Patients with BLS1 disease do not have the MHC proteins and therefore nothing is displayed on their cell surface. This means that the immune system cells do not actually recognize anything. Can't tell if there is infection or not. And so these patients constantly suffer from recurrent infections.
And here we come to the question - if the body cells in the patients do not present MHC molecules, why don't the killer cells eliminate all the cells in these patients? Why don't the patients suffer from autoimmune diseases in which the killer cells eliminate the patients' cells?
"In recent years, there have been theories that say that in order for the killer cells to kill, they must go through a process of education in which they essentially receive a "license to kill" and as learned from mice, the MHC molecules are the ones that give the license to kill during the development of the killer cells. As it turns out from the study in this family of patients, the killer cells in these patients do not receive a license to kill because they are not exposed to the MHC molecules during their development and therefore they fail to kill the patients' own cells. This is probably the least bad because although the patients suffer from many infections, on the other hand they are not eliminated by their killer cells.
"We also found the mutation that causes this disease and it may not be so important to us in terms of biological knowledge, but it is important to the family, the eldest daughter got married not long ago and this allows her to do a type of genetic review to check her husband and make sure he is not a carrier of the gene and to enable better family planning .”
The second family is a Palestinian family whose two-year-old daughter is being treated in Israel after her two brothers died at a young age.
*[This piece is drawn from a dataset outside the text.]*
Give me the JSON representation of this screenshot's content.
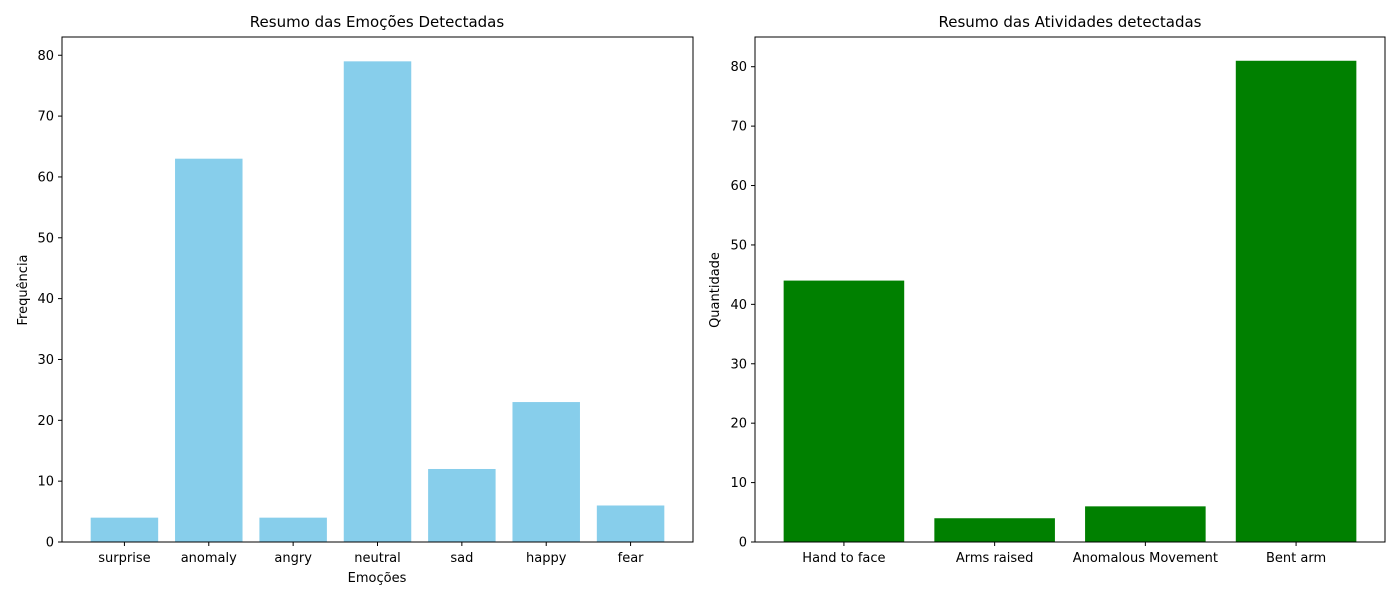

It turns out that this is a disease that was identified in recent years and is called LAD3, and in which a protein called kindlin is defective which is apparently responsible for activating another protein called integrin. Integrin has different roles in different cells and, among other things, it is involved in the formation of blood clots, it has a role in recruiting the cells of the immune system from the blood to the area of inflammation. And it also has a role in creating the connection between the killing cells and the cell that is about to be eliminated (we talked about them in the first disease). The girl who suffers from a deficiency in the function of the kindlin protein, suffers from many bleedings and infections. Since this is a new disease, it is not clear what exactly is happening there and how the kindlin activates the integrin. We are checking what is happening in the killer cells in terms of this disease and trying to understand what the kkindlin is doing - this research is in collaboration with Weizmann and Imperial College in London."
In conclusion, Groda-Sussman says that the research begins with a question that appears in the clinic, moves to basic biology and returns to the clinic, where the results are used to develop a treatment or locate the mutation that allows for improved diagnosis and suggested treatments.
She will soon finish her research as part of her doctoral thesis (PHD) in Jerusalem and return to medical studies in Ben Gurion. "I still have a long way to go, because I will have to do an internship and an internship and I hope to integrate the research again in the internship phase. I think the combination is essential and necessary because studying human-related biology without understanding the clinical implications is not good enough. And also for medicine - if you have a more creative way of thinking and you don't take things as a grocery list for granted, everything complements each other very nicely."